A series of internal PowerPoint presentations indicate that Chinese tech giant Huawei is more involved in state surveillance than it has publicly acknowledged, the Washington Post reported on Tuesday.
Over 100 marketing presentations posted on a publicly accessible Huawei website until last year describe applications for Huawei products in various fields of surveillance. Among five of those presentations highlighted by the Post, two appeared to show that Huawei designed certain features of detention camps in Xinjiang province and surveillance tools used in the province.
The Trump administration implemented various sanctions against Huawei, including visa restrictions against some company personnel. The U.S. has alleged that the company can use its ties with the Chinese Communist Party to conduct espionage operations, which Huawei has denied.

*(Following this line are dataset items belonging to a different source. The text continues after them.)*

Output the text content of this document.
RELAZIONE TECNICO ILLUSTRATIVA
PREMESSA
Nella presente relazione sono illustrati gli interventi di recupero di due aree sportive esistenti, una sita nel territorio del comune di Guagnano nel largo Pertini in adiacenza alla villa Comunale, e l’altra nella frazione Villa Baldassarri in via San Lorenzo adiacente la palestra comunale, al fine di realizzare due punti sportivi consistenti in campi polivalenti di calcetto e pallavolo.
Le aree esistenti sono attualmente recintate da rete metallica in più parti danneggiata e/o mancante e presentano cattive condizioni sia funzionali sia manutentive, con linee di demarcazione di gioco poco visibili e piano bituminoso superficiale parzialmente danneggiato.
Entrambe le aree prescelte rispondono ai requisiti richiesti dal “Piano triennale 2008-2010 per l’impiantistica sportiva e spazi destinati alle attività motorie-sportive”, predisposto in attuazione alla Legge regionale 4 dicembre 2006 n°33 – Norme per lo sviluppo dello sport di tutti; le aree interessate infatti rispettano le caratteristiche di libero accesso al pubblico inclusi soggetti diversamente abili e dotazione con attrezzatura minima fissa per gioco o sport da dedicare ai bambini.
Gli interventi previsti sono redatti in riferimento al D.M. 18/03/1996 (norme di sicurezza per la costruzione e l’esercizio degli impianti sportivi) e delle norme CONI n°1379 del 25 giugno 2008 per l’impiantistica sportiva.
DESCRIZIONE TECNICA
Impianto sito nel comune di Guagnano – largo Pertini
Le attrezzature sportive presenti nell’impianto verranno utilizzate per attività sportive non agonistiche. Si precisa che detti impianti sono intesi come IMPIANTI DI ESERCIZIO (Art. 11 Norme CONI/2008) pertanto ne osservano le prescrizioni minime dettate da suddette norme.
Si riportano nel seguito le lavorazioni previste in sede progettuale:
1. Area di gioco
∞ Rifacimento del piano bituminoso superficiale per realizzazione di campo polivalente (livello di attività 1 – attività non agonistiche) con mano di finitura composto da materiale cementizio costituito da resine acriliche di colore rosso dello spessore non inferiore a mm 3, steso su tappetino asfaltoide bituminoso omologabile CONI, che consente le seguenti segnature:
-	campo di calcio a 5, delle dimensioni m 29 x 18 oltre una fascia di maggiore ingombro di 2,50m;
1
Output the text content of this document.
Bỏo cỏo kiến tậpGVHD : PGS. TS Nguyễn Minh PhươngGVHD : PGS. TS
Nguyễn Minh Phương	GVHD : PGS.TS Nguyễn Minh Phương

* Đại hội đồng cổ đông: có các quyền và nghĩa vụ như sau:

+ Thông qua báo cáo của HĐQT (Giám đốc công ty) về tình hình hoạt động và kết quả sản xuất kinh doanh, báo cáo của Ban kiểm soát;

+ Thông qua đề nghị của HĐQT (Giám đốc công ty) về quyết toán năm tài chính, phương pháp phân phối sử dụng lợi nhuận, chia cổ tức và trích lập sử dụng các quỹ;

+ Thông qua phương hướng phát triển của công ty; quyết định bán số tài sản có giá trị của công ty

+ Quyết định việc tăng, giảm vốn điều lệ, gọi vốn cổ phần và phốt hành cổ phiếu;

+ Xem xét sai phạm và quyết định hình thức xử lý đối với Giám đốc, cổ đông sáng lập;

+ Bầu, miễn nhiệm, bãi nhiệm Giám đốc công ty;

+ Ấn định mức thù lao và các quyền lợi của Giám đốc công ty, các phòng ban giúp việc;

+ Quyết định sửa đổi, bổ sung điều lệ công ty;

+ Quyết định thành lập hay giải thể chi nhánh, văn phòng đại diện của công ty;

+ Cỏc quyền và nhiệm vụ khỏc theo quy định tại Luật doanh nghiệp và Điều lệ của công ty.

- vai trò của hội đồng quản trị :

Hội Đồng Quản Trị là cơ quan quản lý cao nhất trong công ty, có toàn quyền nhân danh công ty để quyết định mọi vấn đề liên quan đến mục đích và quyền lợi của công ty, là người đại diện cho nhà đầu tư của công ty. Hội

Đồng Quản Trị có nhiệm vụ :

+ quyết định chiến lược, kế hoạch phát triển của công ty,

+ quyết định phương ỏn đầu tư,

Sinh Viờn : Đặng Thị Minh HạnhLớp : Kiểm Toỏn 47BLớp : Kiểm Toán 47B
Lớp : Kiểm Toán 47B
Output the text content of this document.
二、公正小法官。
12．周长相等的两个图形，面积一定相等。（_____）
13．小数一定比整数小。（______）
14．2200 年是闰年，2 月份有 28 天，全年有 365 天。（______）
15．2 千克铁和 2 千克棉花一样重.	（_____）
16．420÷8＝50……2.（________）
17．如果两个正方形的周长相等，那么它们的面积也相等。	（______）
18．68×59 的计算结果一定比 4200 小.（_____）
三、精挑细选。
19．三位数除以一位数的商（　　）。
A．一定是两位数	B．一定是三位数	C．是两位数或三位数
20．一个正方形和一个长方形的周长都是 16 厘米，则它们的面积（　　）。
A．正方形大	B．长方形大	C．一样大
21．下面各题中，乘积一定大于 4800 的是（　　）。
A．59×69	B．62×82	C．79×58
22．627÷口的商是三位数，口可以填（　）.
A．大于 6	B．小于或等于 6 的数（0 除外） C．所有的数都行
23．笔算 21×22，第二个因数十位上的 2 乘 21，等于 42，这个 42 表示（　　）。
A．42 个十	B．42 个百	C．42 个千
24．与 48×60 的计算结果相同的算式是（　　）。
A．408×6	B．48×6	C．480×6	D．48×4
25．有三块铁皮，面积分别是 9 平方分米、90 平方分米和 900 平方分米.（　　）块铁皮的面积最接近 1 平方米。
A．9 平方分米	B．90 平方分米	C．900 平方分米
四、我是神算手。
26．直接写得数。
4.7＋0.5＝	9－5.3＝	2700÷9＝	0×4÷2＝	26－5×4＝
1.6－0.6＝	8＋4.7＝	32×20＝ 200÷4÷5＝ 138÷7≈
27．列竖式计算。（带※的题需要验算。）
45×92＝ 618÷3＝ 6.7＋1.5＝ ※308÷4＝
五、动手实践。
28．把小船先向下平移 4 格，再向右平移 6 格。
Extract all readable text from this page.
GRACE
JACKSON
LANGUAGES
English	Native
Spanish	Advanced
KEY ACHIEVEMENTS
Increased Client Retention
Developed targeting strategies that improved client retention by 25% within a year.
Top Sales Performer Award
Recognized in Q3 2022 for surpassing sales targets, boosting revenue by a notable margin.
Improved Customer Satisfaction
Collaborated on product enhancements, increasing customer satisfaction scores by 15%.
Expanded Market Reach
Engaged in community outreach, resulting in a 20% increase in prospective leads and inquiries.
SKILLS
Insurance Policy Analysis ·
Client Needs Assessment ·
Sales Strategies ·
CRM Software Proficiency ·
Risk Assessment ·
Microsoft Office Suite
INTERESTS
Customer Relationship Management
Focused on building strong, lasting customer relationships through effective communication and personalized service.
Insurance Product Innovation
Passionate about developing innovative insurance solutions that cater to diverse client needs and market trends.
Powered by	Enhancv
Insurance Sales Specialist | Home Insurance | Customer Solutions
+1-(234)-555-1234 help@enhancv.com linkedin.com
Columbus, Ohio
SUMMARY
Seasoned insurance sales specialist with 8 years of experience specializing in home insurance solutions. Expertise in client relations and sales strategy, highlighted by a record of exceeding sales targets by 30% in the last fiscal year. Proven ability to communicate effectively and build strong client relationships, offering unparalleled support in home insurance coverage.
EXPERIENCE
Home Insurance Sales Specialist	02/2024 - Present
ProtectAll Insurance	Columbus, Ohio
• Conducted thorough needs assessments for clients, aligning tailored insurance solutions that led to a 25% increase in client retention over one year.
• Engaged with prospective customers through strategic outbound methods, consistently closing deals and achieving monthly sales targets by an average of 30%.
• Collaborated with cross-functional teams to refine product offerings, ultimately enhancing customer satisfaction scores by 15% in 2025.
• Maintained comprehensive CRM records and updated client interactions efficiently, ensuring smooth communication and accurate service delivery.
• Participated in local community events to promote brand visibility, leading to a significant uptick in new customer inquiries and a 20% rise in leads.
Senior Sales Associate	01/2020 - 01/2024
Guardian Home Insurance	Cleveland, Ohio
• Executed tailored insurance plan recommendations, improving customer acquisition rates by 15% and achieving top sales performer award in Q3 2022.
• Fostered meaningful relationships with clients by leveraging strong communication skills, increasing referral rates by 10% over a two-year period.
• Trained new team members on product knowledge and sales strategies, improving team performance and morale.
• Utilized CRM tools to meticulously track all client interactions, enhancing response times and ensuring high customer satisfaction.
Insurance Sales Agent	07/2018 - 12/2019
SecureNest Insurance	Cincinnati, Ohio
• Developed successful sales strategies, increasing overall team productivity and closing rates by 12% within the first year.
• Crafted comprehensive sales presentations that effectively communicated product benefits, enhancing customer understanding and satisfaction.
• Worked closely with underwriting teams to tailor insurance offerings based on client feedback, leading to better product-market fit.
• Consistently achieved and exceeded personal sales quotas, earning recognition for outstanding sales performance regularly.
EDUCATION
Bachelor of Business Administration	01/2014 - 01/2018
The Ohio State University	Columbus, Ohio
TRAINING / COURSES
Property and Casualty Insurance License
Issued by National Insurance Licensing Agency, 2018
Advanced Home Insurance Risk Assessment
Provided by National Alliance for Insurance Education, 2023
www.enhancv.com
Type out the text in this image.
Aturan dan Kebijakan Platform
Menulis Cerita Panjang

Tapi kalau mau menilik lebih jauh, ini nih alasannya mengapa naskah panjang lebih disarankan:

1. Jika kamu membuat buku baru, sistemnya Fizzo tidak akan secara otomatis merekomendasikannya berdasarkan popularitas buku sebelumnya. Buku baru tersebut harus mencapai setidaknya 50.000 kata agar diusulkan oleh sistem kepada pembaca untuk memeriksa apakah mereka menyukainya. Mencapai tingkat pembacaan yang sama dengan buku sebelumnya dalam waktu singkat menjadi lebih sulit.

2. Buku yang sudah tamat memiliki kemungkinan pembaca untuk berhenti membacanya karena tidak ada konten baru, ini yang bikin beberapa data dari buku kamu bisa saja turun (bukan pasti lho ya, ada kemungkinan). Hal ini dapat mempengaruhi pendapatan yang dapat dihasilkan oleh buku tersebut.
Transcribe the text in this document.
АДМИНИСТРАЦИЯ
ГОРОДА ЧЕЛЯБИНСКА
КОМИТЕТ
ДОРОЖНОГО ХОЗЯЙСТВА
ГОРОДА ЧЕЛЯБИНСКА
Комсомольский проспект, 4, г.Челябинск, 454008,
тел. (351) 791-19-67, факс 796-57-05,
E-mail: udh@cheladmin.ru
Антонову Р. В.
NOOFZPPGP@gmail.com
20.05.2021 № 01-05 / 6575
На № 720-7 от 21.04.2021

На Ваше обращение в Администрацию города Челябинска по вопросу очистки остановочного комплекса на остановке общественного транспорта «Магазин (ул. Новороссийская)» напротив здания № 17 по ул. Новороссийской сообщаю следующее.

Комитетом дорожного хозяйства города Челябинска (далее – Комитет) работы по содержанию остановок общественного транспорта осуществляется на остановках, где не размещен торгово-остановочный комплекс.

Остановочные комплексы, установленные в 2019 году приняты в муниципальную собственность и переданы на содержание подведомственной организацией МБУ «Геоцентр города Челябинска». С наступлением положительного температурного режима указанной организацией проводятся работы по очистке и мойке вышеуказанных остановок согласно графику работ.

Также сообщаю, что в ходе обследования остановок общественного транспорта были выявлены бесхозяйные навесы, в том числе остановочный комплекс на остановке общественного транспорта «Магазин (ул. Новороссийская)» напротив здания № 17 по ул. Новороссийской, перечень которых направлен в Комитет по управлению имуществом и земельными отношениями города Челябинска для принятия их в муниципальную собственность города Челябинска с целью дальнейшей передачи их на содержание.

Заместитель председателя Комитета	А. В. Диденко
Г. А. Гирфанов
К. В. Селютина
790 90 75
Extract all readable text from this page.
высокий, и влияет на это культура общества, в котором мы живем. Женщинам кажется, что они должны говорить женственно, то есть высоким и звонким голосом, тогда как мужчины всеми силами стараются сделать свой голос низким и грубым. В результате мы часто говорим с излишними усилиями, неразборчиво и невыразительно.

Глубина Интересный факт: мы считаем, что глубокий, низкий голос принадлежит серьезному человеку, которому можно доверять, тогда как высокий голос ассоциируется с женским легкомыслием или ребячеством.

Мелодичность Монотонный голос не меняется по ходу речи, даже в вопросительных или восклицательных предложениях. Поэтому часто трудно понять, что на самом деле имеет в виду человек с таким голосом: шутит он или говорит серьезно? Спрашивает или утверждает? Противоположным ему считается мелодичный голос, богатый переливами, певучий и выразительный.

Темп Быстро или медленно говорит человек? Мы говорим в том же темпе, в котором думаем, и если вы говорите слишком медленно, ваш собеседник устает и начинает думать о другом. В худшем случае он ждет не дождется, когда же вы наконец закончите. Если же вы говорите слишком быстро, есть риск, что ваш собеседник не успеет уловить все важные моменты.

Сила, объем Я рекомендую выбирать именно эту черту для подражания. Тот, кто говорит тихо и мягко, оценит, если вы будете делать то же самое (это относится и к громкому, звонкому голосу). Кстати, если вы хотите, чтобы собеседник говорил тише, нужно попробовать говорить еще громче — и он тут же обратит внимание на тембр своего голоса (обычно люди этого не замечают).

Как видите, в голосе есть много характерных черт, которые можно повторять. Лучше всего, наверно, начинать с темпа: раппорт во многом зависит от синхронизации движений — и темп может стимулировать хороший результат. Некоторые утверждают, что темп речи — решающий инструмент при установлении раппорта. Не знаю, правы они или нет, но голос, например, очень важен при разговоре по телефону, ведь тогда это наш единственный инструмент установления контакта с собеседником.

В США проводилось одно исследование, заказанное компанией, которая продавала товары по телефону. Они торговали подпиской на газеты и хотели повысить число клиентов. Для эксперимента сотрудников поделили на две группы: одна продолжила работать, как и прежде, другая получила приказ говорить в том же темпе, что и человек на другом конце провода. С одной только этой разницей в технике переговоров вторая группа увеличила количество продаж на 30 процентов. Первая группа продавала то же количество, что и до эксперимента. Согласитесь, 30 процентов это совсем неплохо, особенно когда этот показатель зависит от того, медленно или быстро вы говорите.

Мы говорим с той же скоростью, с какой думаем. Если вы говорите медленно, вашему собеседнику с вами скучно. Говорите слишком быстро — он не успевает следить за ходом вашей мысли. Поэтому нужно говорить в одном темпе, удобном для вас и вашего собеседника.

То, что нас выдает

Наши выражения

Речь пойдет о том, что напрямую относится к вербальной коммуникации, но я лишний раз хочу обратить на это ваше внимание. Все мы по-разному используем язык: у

Huawei denied any knowledge of the products in PowerPoint presentations reported by the Post.
“Huawei has no knowledge of the projects mentioned in the Washington Post report,” the company told the Post. “Like all other major service providers, Huawei provides cloud platform services that comply with common industry standards.”
One presentation appeared to tout facial recognition technology used to apprehend criminals. A slide said the the technology was employed in Urumqi, the capital of Xinjiang, beginning in 2017 and helped capture criminal suspects.
Another presentation, “Huawei and Hewei Smart Prison Unified Platform,” appeared to show that Huawei developed some technology used in Xinjiang detention camps. The presentation said the technology, apparently developed with another company called Shanghai Hewei Technology, could be used for “Law enforcement management functions” including “Reeducation” and “Manufacturing Labor,” according to the Post‘s translations.
Hundreds of thousands of Muslims in Xinjiang, many of them Uyghur, are thought to have been detained and held in camps in the region. China has also forcibly sterilized Uyghur women in an attempt to lower birth rates, according to the Associated Press and a study by Adrian Zenz, senior China studies fellow at the Victims of Communism Memorial Foundation.